Reputation: 75
I have list of dataframes (List of 4) in global environment for match data called match_list. I wanted to transpose the list with match_list <- lapply(match_list,t)
so it makes metrics as colnames.
It transposed the dataframe in each list but it also made previous colnames as rownames. Could you please helped me how to get rid off the rownames? And make it as a standard column?
I am then performing for loop
#### create individual dataframes ----
for (i in seq(match_list))
assign(paste0(file_names[[i]]), match_list[[i]])
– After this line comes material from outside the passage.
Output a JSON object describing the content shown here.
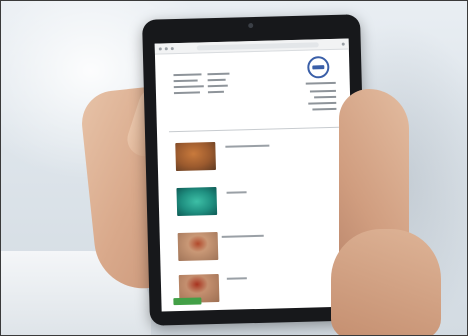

that creates separate dataframes in my global environment
I have tried several ways, but still cannot turn my head around to make it work.
My attempt:
match_list <- lapply(match_list,function(x){
colnames(x) <- rownames_to_column(match_list[[1]])
})
This is my whole script:
match_xlsx <- as_tibble(list.files("C:/Users/User/Desktop/asJohan", pattern = ".xlsx", full.names = TRUE, all.files = FALSE))
file_names <- list.files("C:/Users/User/Desktop/asJohan", pattern = ".xlsx", full.names = TRUE, all.files = FALSE)
#### read specific sheet from excel ---- create two lists and merge them
match_list <- lapply(match_xlsx$value, read_excel, sheet = 1, range = "B1:N40")
match_list <- lapply(match_list,t)
#match_list <- lapply(match_list, function(x) {x <- x[-1,-1 ]}) #### remove first column and row
###set first row as a header - column names
match_list <- lapply(match_list, function(x){
colnames(x) <- x[1,]
x[-(1:3),]})
####set rowname as column name
match_list <- lapply(match_list, rownames_to_column, var='former_transposed_colnames')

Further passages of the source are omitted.